No nível federativo municipal, embora se note forte expansão no total de vínculos em todas as regiões, os percentuais relativos variaram de forma significativa. A região Sudeste reduziu seu espaço de 44% para 37%, bem como a região Sul, de 20% para 14%. No Centro-Oeste, o percentual em relação ao total de vínculos municipais do país aumentou de 5% para 8%, no Norte, de 3% para 10% e no Nordeste, de 28% para 31%.

1.A expansão do setor público municipal, em particular nestas áreas, está associado à redução da pobreza, do analfabetismo, aumento da média de anos de estudo e da esperança de vida dos cidadão, em grande medida pela ampliação do acesso aos serviços.

2.Os vínculos do IBGE, em 2007, foram de aproximadamente 99 mil, bem superior aos 10 mil registrados no ano anterior. Em 2010, os vínculos deste órgão foram a 221 mil, por conta do censo populacional. O valor é excepcional, em face dos 14 mil registrados no ano anterior.

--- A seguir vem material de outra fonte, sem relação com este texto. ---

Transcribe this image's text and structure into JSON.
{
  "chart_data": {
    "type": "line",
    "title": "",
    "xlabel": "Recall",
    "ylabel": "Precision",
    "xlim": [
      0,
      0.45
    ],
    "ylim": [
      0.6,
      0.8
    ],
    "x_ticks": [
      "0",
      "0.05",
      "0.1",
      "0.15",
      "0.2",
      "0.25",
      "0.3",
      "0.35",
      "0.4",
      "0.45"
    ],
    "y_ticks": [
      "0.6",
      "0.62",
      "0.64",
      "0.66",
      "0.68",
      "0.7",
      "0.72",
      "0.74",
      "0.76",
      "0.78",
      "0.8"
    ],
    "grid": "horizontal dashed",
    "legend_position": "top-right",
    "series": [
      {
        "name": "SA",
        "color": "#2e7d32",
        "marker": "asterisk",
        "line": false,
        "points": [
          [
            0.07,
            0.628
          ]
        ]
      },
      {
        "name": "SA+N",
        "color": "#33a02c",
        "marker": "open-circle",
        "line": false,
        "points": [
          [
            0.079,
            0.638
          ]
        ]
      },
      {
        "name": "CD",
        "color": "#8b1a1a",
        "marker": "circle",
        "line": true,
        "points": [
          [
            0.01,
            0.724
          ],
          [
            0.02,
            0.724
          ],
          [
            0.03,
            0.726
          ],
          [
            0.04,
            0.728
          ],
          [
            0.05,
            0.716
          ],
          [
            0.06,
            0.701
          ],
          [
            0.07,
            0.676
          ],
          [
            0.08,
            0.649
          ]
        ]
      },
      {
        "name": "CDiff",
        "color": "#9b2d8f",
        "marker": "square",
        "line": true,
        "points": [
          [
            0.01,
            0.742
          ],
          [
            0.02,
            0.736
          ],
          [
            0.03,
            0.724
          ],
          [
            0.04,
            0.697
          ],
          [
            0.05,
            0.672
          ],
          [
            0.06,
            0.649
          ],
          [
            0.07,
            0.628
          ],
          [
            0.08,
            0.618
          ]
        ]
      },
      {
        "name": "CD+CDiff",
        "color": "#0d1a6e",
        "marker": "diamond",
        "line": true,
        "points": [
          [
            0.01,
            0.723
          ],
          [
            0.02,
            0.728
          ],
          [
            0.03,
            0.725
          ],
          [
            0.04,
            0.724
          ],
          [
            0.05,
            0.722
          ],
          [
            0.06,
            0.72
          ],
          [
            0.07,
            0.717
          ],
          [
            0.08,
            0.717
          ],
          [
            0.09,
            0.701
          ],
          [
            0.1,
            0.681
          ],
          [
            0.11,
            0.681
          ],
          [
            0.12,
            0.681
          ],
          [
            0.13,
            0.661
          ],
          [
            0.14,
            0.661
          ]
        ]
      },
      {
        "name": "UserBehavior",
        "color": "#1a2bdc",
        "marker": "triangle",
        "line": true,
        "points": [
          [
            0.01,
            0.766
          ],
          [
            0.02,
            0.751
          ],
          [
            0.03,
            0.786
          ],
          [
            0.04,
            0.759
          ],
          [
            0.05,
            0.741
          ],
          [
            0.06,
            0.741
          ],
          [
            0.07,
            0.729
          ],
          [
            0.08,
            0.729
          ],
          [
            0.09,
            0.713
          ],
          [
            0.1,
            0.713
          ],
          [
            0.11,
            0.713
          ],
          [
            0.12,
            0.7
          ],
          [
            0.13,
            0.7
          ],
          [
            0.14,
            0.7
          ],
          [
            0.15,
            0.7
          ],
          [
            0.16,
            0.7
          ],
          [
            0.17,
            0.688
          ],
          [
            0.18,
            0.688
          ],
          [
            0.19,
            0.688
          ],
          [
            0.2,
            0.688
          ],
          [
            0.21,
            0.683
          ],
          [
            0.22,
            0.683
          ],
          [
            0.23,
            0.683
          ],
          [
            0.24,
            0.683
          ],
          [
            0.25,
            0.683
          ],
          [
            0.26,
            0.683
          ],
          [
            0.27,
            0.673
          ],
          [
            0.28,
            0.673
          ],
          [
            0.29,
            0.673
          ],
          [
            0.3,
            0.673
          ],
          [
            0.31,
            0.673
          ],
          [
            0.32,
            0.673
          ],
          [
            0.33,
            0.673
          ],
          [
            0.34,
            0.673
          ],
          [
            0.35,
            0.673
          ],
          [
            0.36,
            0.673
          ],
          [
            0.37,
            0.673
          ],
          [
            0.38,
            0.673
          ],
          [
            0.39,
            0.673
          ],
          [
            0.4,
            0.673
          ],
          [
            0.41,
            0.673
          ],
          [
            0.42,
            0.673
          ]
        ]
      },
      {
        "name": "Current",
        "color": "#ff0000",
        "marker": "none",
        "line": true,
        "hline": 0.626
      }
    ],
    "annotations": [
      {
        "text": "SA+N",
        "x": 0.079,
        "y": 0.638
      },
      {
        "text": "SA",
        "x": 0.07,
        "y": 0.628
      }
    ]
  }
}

Cada ainda ressaltar que, para o censo de 2000, o IBGE não registrou na RAIS os vínculos temporários contratados, e o crescimento excepcional naquele ano está ausente.

3.Neste caso, essa conclusões podem ser alteradas quando se observa o movimento do contingente de pessoas que atuam no mercado de trabalho informal quanto de terceirizados no setor público, que não estão registrados na RAIS. Espera-se, por exemplo, que o número de terceirizados tenha aumentado no setor público federal, nos últimos anos.

4.Inclui-se apenas o total de vínculos do setor privado e do setor público, excluindo-se empresas mistas e naturezas jurídicas públicas cuja nível federativo é indefinido.